Chapter 4 - Custom NER Model

We create a model using xlmr_model = XLMRobertaForTokenClassification.from_pretrained("xlm-roberta-base"). The model has layers like RobertaAttention, RobertaEmbeddings, etc. But if I instantiate XLMRobertaForTokenClassification using from transformers import XLMRobertaForTokenClassification, it has layers like XLMRobertaAttention, XLMRobertaEmbeddings etc. But both say ..from_pretrained("xlm-roberta-base") i.e. loading weights from the same checkpoint. Shouldn’t it give an error or something?

Point is that the two models (XLM-R and RoBERTa) have the exact same model architecture (while having been pretrained with different inputs - XLM-R has been pretrained by massively upscaling training data and with multilingual, rather than monolingual, texts). That’s specified in the book itself

Since XLM-R uses the same model architecture as RoBERTa, we’ll use RoBERTa as the base model, but augmented with settings specific to XLM-R.

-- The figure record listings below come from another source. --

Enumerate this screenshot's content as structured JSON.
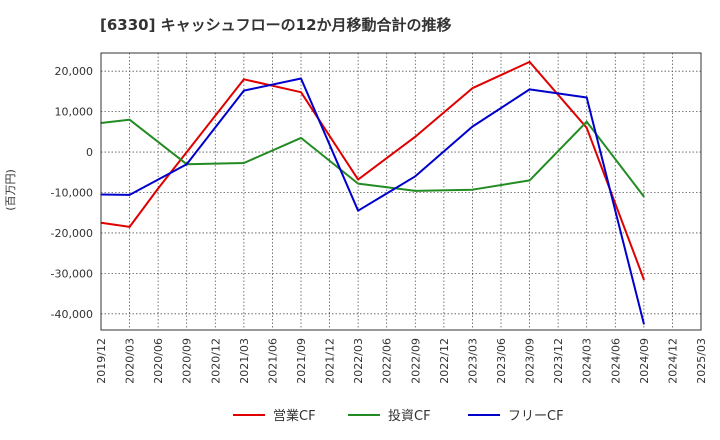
{
  "chart_data": {
    "type": "line",
    "title": "[6330]  キャッシュフローの12か月移動合計の推移",
    "ylabel": "(百万円)",
    "xlabel": "",
    "ylim": [
      -44000,
      24500
    ],
    "y_ticks": [
      20000,
      10000,
      0,
      -10000,
      -20000,
      -30000,
      -40000
    ],
    "y_tick_labels": [
      "20,000",
      "10,000",
      "0",
      "-10,000",
      "-20,000",
      "-30,000",
      "-40,000"
    ],
    "categories": [
      "2019/12",
      "2020/03",
      "2020/06",
      "2020/09",
      "2020/12",
      "2021/03",
      "2021/06",
      "2021/09",
      "2021/12",
      "2022/03",
      "2022/06",
      "2022/09",
      "2022/12",
      "2023/03",
      "2023/06",
      "2023/09",
      "2023/12",
      "2024/03",
      "2024/06",
      "2024/09",
      "2024/12",
      "2025/03"
    ],
    "grid": true,
    "legend_position": "bottom",
    "series": [
      {
        "name": "営業CF",
        "color": "#e00000",
        "values": [
          -17500,
          -18500,
          -9000,
          0,
          null,
          18000,
          null,
          14800,
          null,
          -6800,
          null,
          3800,
          null,
          15800,
          null,
          22300,
          null,
          6000,
          null,
          -31500,
          null,
          null
        ]
      },
      {
        "name": "投資CF",
        "color": "#228b22",
        "values": [
          7200,
          8000,
          null,
          -3000,
          null,
          -2700,
          null,
          3500,
          null,
          -7800,
          null,
          -9600,
          null,
          -9300,
          null,
          -7000,
          null,
          7500,
          null,
          -11000,
          null,
          null
        ]
      },
      {
        "name": "フリーCF",
        "color": "#0000cc",
        "values": [
          -10500,
          -10600,
          null,
          -3000,
          null,
          15200,
          null,
          18200,
          null,
          -14500,
          null,
          -6000,
          null,
          6300,
          null,
          15500,
          null,
          13500,
          null,
          -42500,
          null,
          null
        ]
      }
    ]
  }
}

as well as here. Also, the code underlying the XLM-R model implementation has different references to this (see here for instance).

Therefore, either having an underlying RobertaModel implementation or an underlying XLMRobertaModel implementation does not make any difference. Only point, when loading the "xlm-roberta-base" checkpoint, you’ll effectively load the XLM-RoBERTa (base) configuration and pretrained weights.
That’s the way I’ve explained it to myself!